The Fourth Circuit, applying Maryland contract law and following the U.S. Supreme Court’s decision in Morgan v. Sundance, Inc., 596 U.S. 411 (2022), concluded that the defendants had waived any right to compel arbitration by previously filing state court lawsuits to collect on the same debts that formed the basis of the arbitration agreement. Importantly, the court found the claims in Roper’s federal action—centered on the filing of stale lawsuits—to be “interrelated” with the same underlying claims the defendants sought to send to arbitration. The court rejected the argument that some of Roper’s claims arose before litigation and were therefore arbitrable, finding instead that the illegal conduct complained of stemming directly from the time-barred collection actions.
Commentary:
While Roper does not directly involve a bankruptcy proceeding, it carries significant implications for consumer bankruptcy practice—particularly regarding creditors who attempt to enforce arbitration clauses after having invoked the bankruptcy court’s jurisdiction.
The logic underpinning the waiver of arbitration in Roper—that a party who actively litigates waives the right to compel arbitration—applies neatly to bankruptcy contexts. Courts have long held that the filing of a proof of claim constitutes submission to the bankruptcy court’s equitable jurisdiction. As such, several bankruptcy courts (and courts of appeals) have found that a creditor who files a proof of claim and then attempts to enforce arbitration over related disputes has, by its actions, waived or forfeited that right.
The Eleventh Circuit in In re Henry, 944 F.3d 587 (11th Cir. 2019), for example, held that a creditor who files a proof of claim cannot enforce arbitration of a debtor’s objection to that claim, particularly when the objection involves defenses under consumer protection statutes. Similar reasoning appears in Anderson v. Credit One Bank, N.A. (In re Anderson), 884 F.3d 382 (2d Cir. 2018), and In re Belton, 961 F.3d 612 (2d Cir. 2020).
In short, just as Oliphant’s initiation of collection litigation waived its right to compel arbitration in Roper, a creditor’s filing of a proof of claim in bankruptcy likely amounts to an election to participate in the judicial process and can constitute waiver of arbitration rights for disputes arising from or integrally related to that claim.

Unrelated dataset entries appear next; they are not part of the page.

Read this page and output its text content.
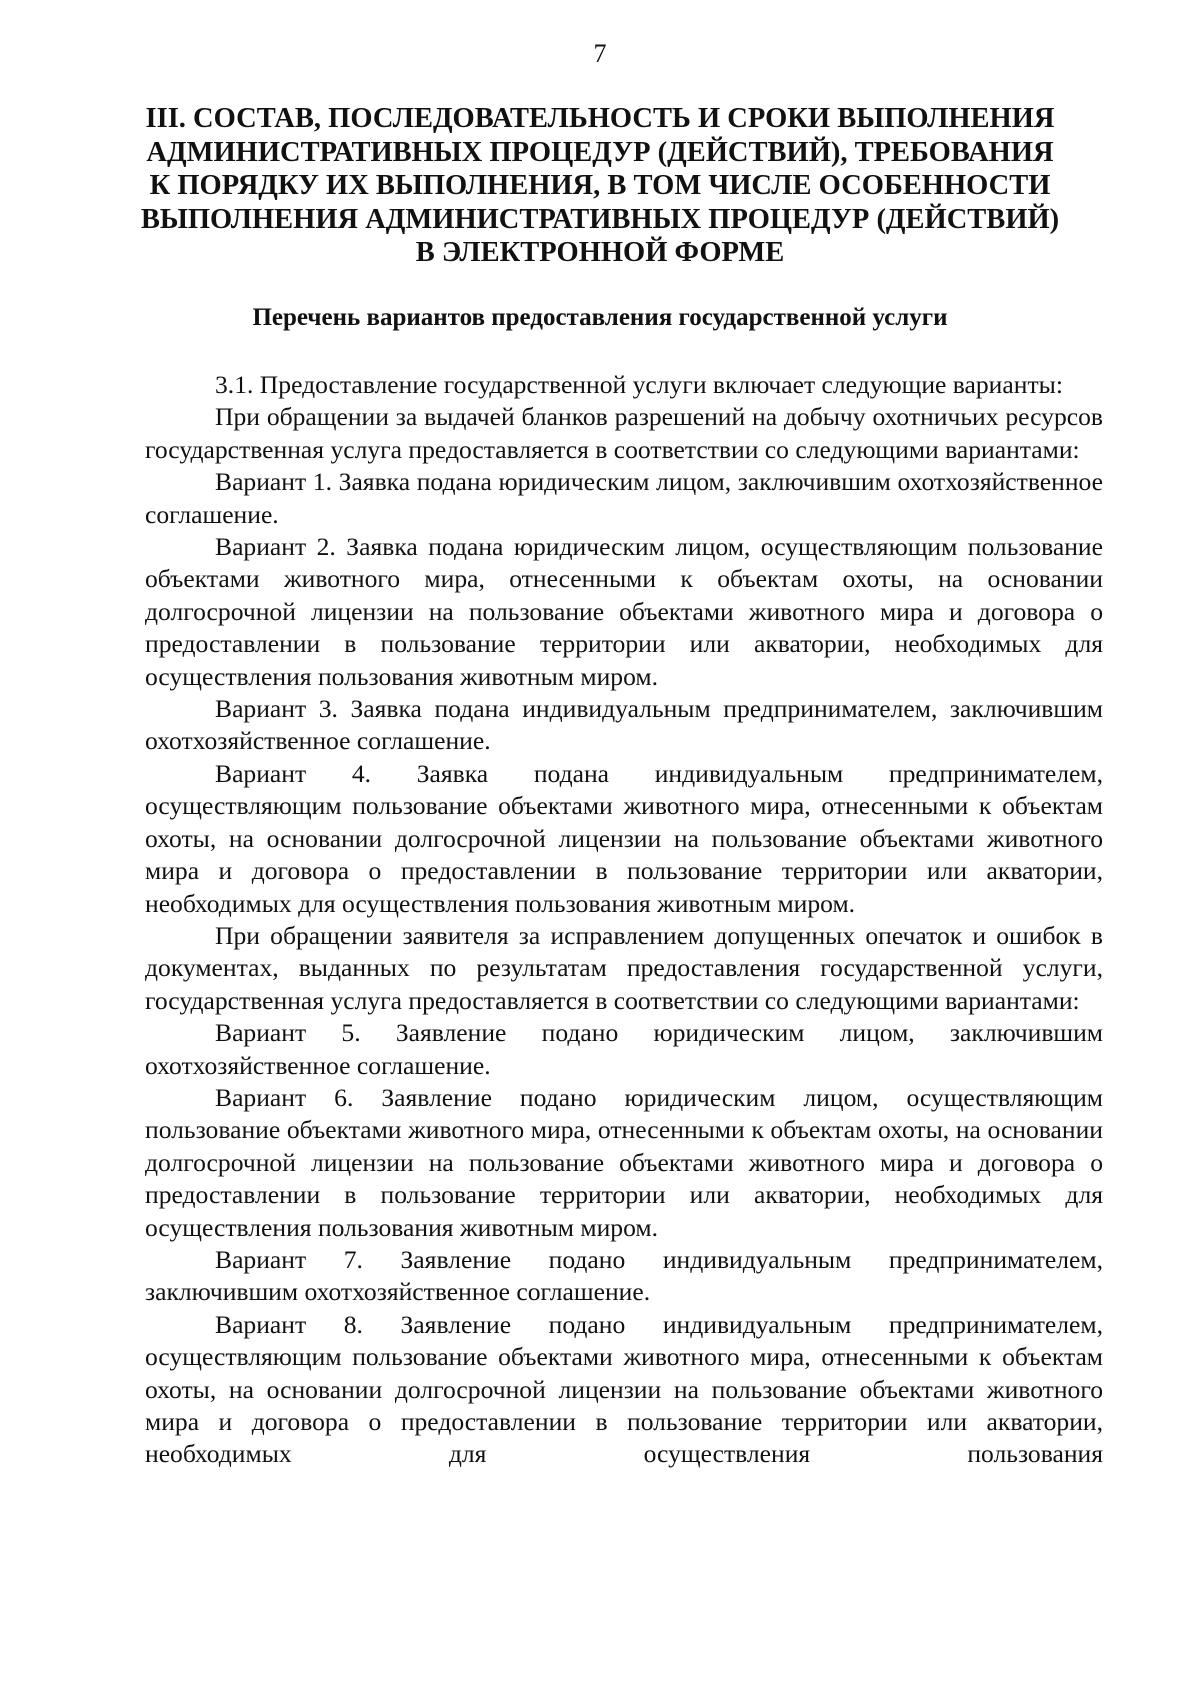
7
III. СОСТАВ, ПОСЛЕДОВАТЕЛЬНОСТЬ И СРОКИ ВЫПОЛНЕНИЯ
АДМИНИСТРАТИВНЫХ ПРОЦЕДУР (ДЕЙСТВИЙ), ТРЕБОВАНИЯ
К ПОРЯДКУ ИХ ВЫПОЛНЕНИЯ, В ТОМ ЧИСЛЕ ОСОБЕННОСТИ
ВЫПОЛНЕНИЯ АДМИНИСТРАТИВНЫХ ПРОЦЕДУР (ДЕЙСТВИЙ)
В ЭЛЕКТРОННОЙ ФОРМЕ
Перечень вариантов предоставления государственной услуги

3.1. Предоставление государственной услуги включает следующие варианты:

При обращении за выдачей бланков разрешений на добычу охотничьих ресурсов государственная услуга предоставляется в соответствии со следующими вариантами:

Вариант 1. Заявка подана юридическим лицом, заключившим охотхозяйственное соглашение.

Вариант 2. Заявка подана юридическим лицом, осуществляющим пользование объектами животного мира, отнесенными к объектам охоты, на основании долгосрочной лицензии на пользование объектами животного мира и договора о предоставлении в пользование территории или акватории, необходимых для осуществления пользования животным миром.

Вариант 3. Заявка подана индивидуальным предпринимателем, заключившим охотхозяйственное соглашение.

Вариант 4. Заявка подана индивидуальным предпринимателем, осуществляющим пользование объектами животного мира, отнесенными к объектам охоты, на основании долгосрочной лицензии на пользование объектами животного мира и договора о предоставлении в пользование территории или акватории, необходимых для осуществления пользования животным миром.

При обращении заявителя за исправлением допущенных опечаток и ошибок в документах, выданных по результатам предоставления государственной услуги, государственная услуга предоставляется в соответствии со следующими вариантами:

Вариант 5. Заявление подано юридическим лицом, заключившим охотхозяйственное соглашение.

Вариант 6. Заявление подано юридическим лицом, осуществляющим пользование объектами животного мира, отнесенными к объектам охоты, на основании долгосрочной лицензии на пользование объектами животного мира и договора о предоставлении в пользование территории или акватории, необходимых для осуществления пользования животным миром.

Вариант 7. Заявление подано индивидуальным предпринимателем, заключившим охотхозяйственное соглашение.

Вариант 8. Заявление подано индивидуальным предпринимателем, осуществляющим пользование объектами животного мира, отнесенными к объектам охоты, на основании долгосрочной лицензии на пользование объектами животного мира и договора о предоставлении в пользование территории или акватории, необходимых для осуществления пользования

Creditors who choose to sue, file claims, or otherwise invoke judicial processes cannot then retreat into arbitration when the wind shifts. In the same way that “filing suit is inconsistent with intent to arbitrate,” so too is filing a proof of claim in bankruptcy court—especially when the debtor raises counterclaims or defenses that relate directly to that claim.
In addition to waiver through litigation conduct, an arbitration provision embedded in a prepetition contract may be unenforceable in bankruptcy if the underlying agreement is treated as an executory contract and not affirmatively assumed under 11 U.S.C. § 365. Executory contracts—those under which material obligations remain on both sides—are not automatically enforceable in bankruptcy; they are deemed rejected unless assumed. If a debtor or trustee does not assume such a contract, its terms, including any arbitration clause, are unenforceable. An obligation to arbitrate places duties on both the debtor and the creditor and should certainly be considered mutual (since both have to participate in the arbitration) and material (if the choice to arbitrate or not was immaterial, then how could it be enforceable?), therefore an executory contract.
Together with that, this doctrine offers another tool for consumer debtors and their counsel to resist forced arbitration in bankruptcy, particularly when a creditor's claim arises from what may have been an unassumed (and at least to some extent) executory agreement.